The Reina Sofia National Art Center Museum will host ten exhibitions in 2023, highlighting diverse directions in contemporary art from around the globe. The program reflects a broad spectrum of styles and voices, featuring marks from Picasso on the centenary of his birth, alongside works by Ben Shahn and Alberto Greco.
Within the Sabatini Building, a retrospective dedicated to Ben Shahn opens on October 3. The show surveys the artist’s career, establishing him as a pivotal figure in American realism. An accompanying anthology by Basque creator Ibon Aranberri will be presented on October 17, expanding the dialogue across regions and generations.
In tribute to Pablo Picasso, the museum stages Picasso 1906. The Great Transformation beginning November 14. This project explores the artist’s role in shaping modern art and its ongoing influence on contemporary practice, inviting visitors to trace the moments when Picasso redirected artistic possibility toward new directions.
The program includes a long-running exhibition titled Intrigues which opens May 30 and brings together fifty artists from the Mediterranean basin and the African continent. The presentation invites audiences to explore a wide range of perspectives and to consider how regional dialogues shape modern artistic inquiry. A concurrent spotlight on Alberto Greco, with the show Viva el arte vivo opening June 20, centers on the artist’s relentless energy and enduring relevance in contemporary art discourse.
The Reina Sofia also presents a landmark exhibition on a legendary avant-garde publisher, Call It Another Way Something Else Press, Inc. from 1963 to 1974, opening September 26. A retrospective dedicated to German video artist Angela Melitopoulos runs through mid-June, and for the first time, the works of André du Colombier are featured in the museum from May 16 onward.

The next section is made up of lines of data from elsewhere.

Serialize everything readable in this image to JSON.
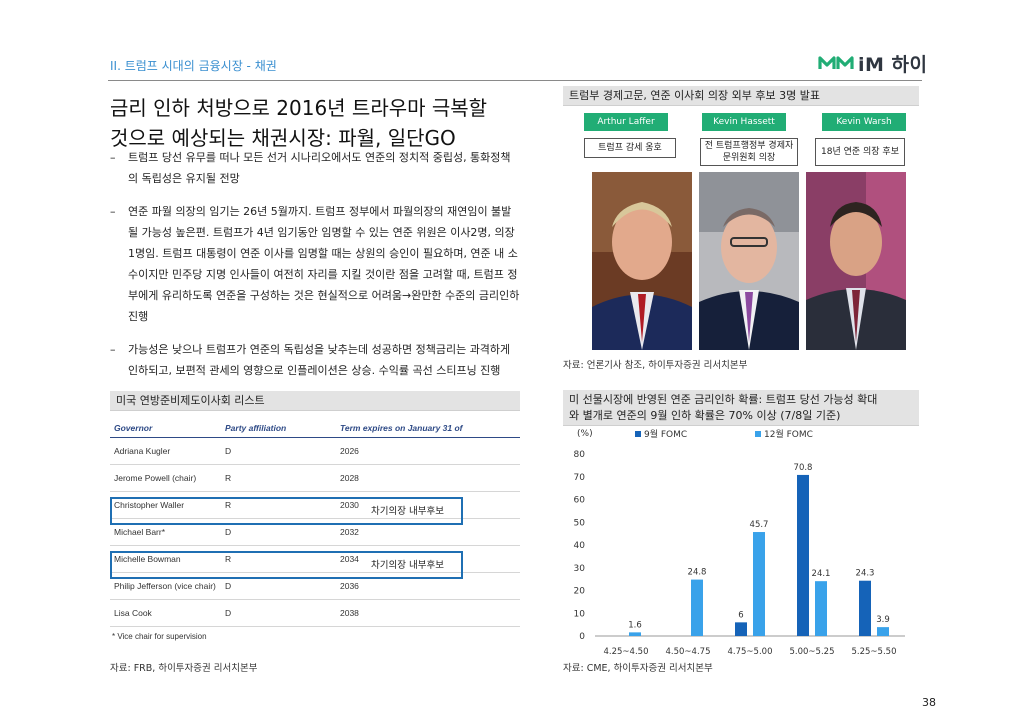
{
  "header": {
    "section_label": "II. 트럼프 시대의 금융시장 - 채권",
    "logo_text": "iM 하이",
    "logo_icon": "im-logo-icon"
  },
  "headline": {
    "line1": "금리 인하 처방으로 2016년 트라우마 극복할",
    "line2": "것으로 예상되는 채권시장: 파월, 일단GO"
  },
  "bullets": [
    "트럼프 당선 유무를 떠나 모든 선거 시나리오에서도 연준의 정치적 중립성, 통화정책의 독립성은 유지될 전망",
    "연준 파월 의장의 임기는 26년 5월까지. 트럼프 정부에서 파월의장의 재연임이 불발될 가능성 높은편. 트럼프가 4년 임기동안 임명할 수 있는 연준 위원은 이사2명, 의장 1명임. 트럼프 대통령이 연준 이사를 임명할 때는 상원의 승인이 필요하며, 연준 내 소수이지만 민주당 지명 인사들이 여전히 자리를 지킬 것이란 점을 고려할 때, 트럼프 정부에게 유리하도록 연준을 구성하는 것은 현실적으로 어려움→완만한 수준의 금리인하 진행",
    "가능성은 낮으나 트럼프가 연준의 독립성을 낮추는데 성공하면 정책금리는 과격하게 인하되고, 보편적 관세의 영향으로 인플레이션은 상승. 수익률 곡선 스티프닝 진행"
  ],
  "fed_table": {
    "title": "미국 연방준비제도이사회 리스트",
    "headers": [
      "Governor",
      "Party affiliation",
      "Term expires on January 31 of"
    ],
    "rows": [
      [
        "Adriana Kugler",
        "D",
        "2026"
      ],
      [
        "Jerome Powell (chair)",
        "R",
        "2028"
      ],
      [
        "Christopher Waller",
        "R",
        "2030"
      ],
      [
        "Michael Barr*",
        "D",
        "2032"
      ],
      [
        "Michelle Bowman",
        "R",
        "2034"
      ],
      [
        "Philip Jefferson (vice chair)",
        "D",
        "2036"
      ],
      [
        "Lisa Cook",
        "D",
        "2038"
      ]
    ],
    "note": "*  Vice chair for supervision",
    "highlight_label": "차기의장 내부후보",
    "source": "자료: FRB, 하이투자증권 리서치본부"
  },
  "candidates": {
    "title": "트럼부 경제고문, 연준 이사회 의장 외부 후보 3명 발표",
    "people": [
      {
        "name": "Arthur Laffer",
        "desc": "트럼프 감세 옹호"
      },
      {
        "name": "Kevin Hassett",
        "desc": "전 트럼프행정부 경제자문위원회 의장"
      },
      {
        "name": "Kevin Warsh",
        "desc": "18년 연준 의장 후보"
      }
    ],
    "source": "자료: 언론기사 참조, 하이투자증권 리서치본부"
  },
  "rate_chart": {
    "title_line1": "미 선물시장에 반영된 연준 금리인하 확률: 트럼프 당선 가능성 확대",
    "title_line2": "와 별개로 연준의 9월 인하 확률은 70% 이상 (7/8일 기준)",
    "source": "자료: CME, 하이투자증권 리서치본부"
  },
  "chart_data": {
    "type": "bar",
    "ylabel": "(%)",
    "ylim": [
      0,
      80
    ],
    "yticks": [
      0,
      10,
      20,
      30,
      40,
      50,
      60,
      70,
      80
    ],
    "categories": [
      "4.25~4.50",
      "4.50~4.75",
      "4.75~5.00",
      "5.00~5.25",
      "5.25~5.50"
    ],
    "series": [
      {
        "name": "9월 FOMC",
        "color": "#1563b8",
        "values": [
          0,
          0,
          6,
          70.8,
          24.3
        ],
        "labels": [
          "",
          "",
          "6",
          "70.8",
          "24.3"
        ]
      },
      {
        "name": "12월 FOMC",
        "color": "#39a2ea",
        "values": [
          1.6,
          24.8,
          45.7,
          24.1,
          3.9
        ],
        "labels": [
          "1.6",
          "24.8",
          "45.7",
          "24.1",
          "3.9"
        ]
      }
    ],
    "legend": "top"
  },
  "page_number": "38"
}
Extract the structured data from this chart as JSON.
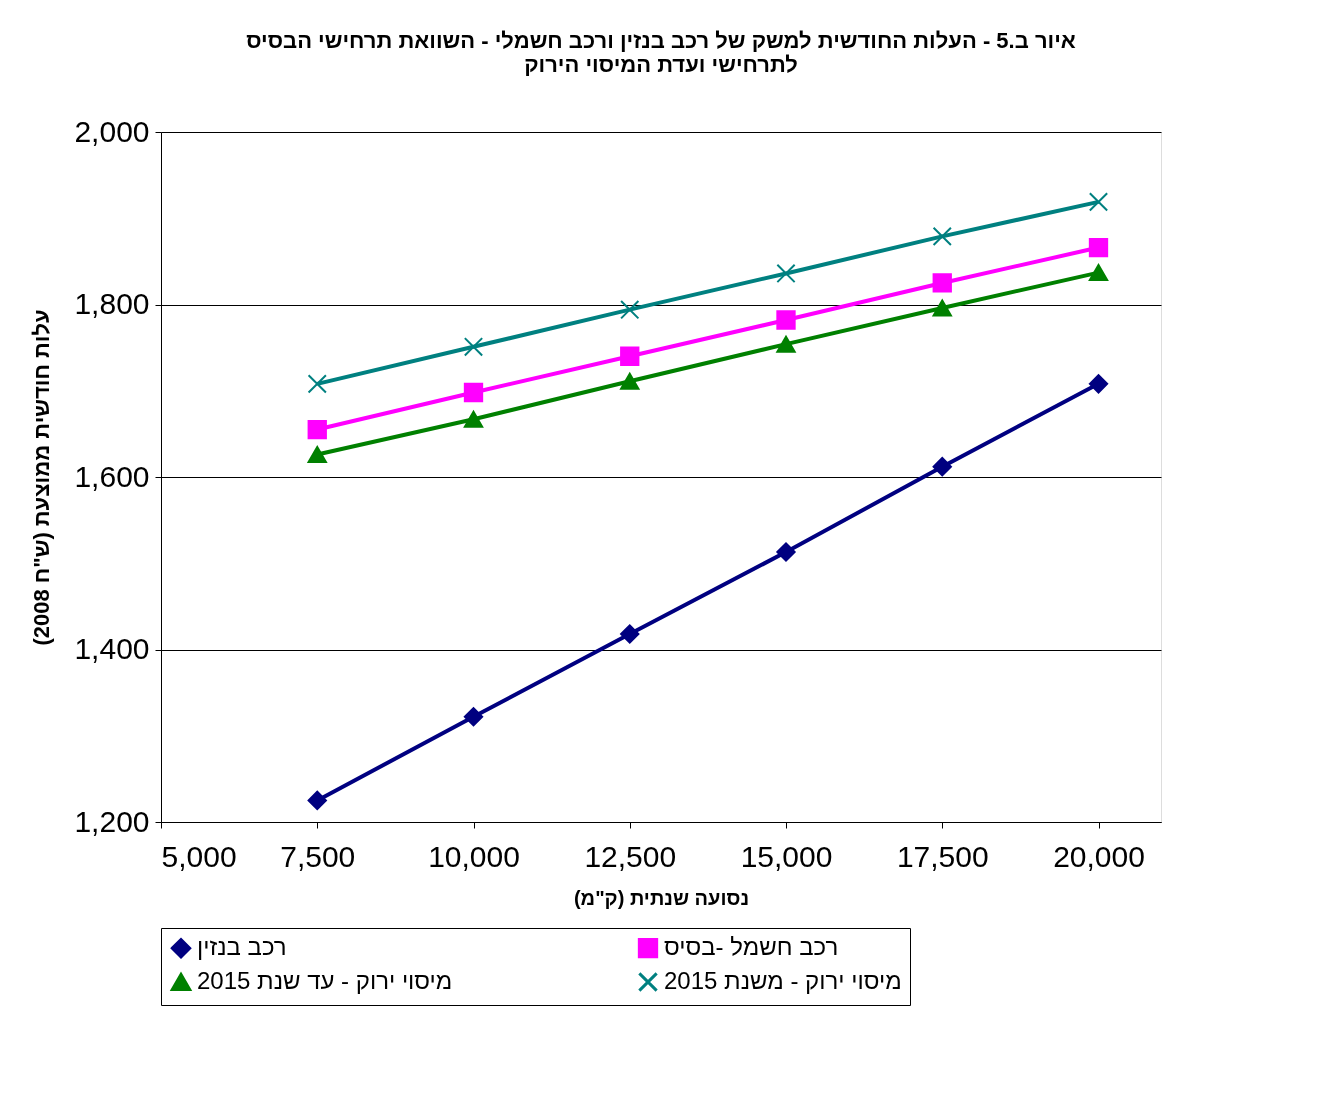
{
  "chart_data": {
    "type": "line",
    "title": [
      "איור ב.5 - העלות החודשית למשק של רכב בנזין ורכב חשמלי - השוואת תרחישי הבסיס",
      "לתרחישי ועדת המיסוי הירוק"
    ],
    "xlabel": "נסועה שנתית (ק\"מ)",
    "ylabel": "עלות חודשית ממוצעת (ש\"ח 2008)",
    "x": [
      7500,
      10000,
      12500,
      15000,
      17500,
      20000
    ],
    "series": [
      {
        "name": "רכב בנזין",
        "color": "#000080",
        "marker": "diamond",
        "values": [
          1225,
          1322,
          1418,
          1513,
          1612,
          1708
        ]
      },
      {
        "name": "רכב חשמל -בסיס",
        "color": "#ff00ff",
        "marker": "square",
        "values": [
          1655,
          1698,
          1740,
          1782,
          1825,
          1866
        ]
      },
      {
        "name": "מיסוי ירוק - עד שנת 2015",
        "color": "#008000",
        "marker": "triangle",
        "values": [
          1626,
          1667,
          1711,
          1754,
          1796,
          1837
        ]
      },
      {
        "name": "מיסוי ירוק - משנת 2015",
        "color": "#008080",
        "marker": "cross",
        "values": [
          1708,
          1751,
          1794,
          1836,
          1879,
          1919
        ]
      }
    ],
    "xlim": [
      5000,
      21000
    ],
    "xticks": [
      {
        "value": 5000,
        "label": "5,000"
      },
      {
        "value": 7500,
        "label": "7,500"
      },
      {
        "value": 10000,
        "label": "10,000"
      },
      {
        "value": 12500,
        "label": "12,500"
      },
      {
        "value": 15000,
        "label": "15,000"
      },
      {
        "value": 17500,
        "label": "17,500"
      },
      {
        "value": 20000,
        "label": "20,000"
      }
    ],
    "ylim": [
      1200,
      2000
    ],
    "yticks": [
      {
        "value": 1200,
        "label": "1,200"
      },
      {
        "value": 1400,
        "label": "1,400"
      },
      {
        "value": 1600,
        "label": "1,600"
      },
      {
        "value": 1800,
        "label": "1,800"
      },
      {
        "value": 2000,
        "label": "2,000"
      }
    ],
    "grid": "y",
    "legend": "bottom",
    "line_style": "solid"
  }
}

Two installations will fill Crystal Palace in Retiro Park, offering large-scale works that engage visitors with social and environmental themes. Abraham Manama presents a piece using jute sacks to reflect the vulnerabilities and injustices of global trade, while Ulla von Brandenburg unveils a new set design that uses curtains, folds, and stairways to contemplate how people inhabit their surroundings.
Throughout 2023, the museum will present a film and video program along with comprehensive retrospectives of historic filmmakers such as Yervant Gianikian and Angela Ricci-Lucchi. In collaboration with Filmoteca, a full retrospective of Peter Watkins will be shown, complemented by cycles of lectures on topics like Filming the Posthuman and the Bestiary, and the relationship between cinema and the monstrous. An accompanying series of Picasso-focused conferences will be organized toward the year’s end, enriching the dialogue between historical and contemporary perspectives on art and cinema.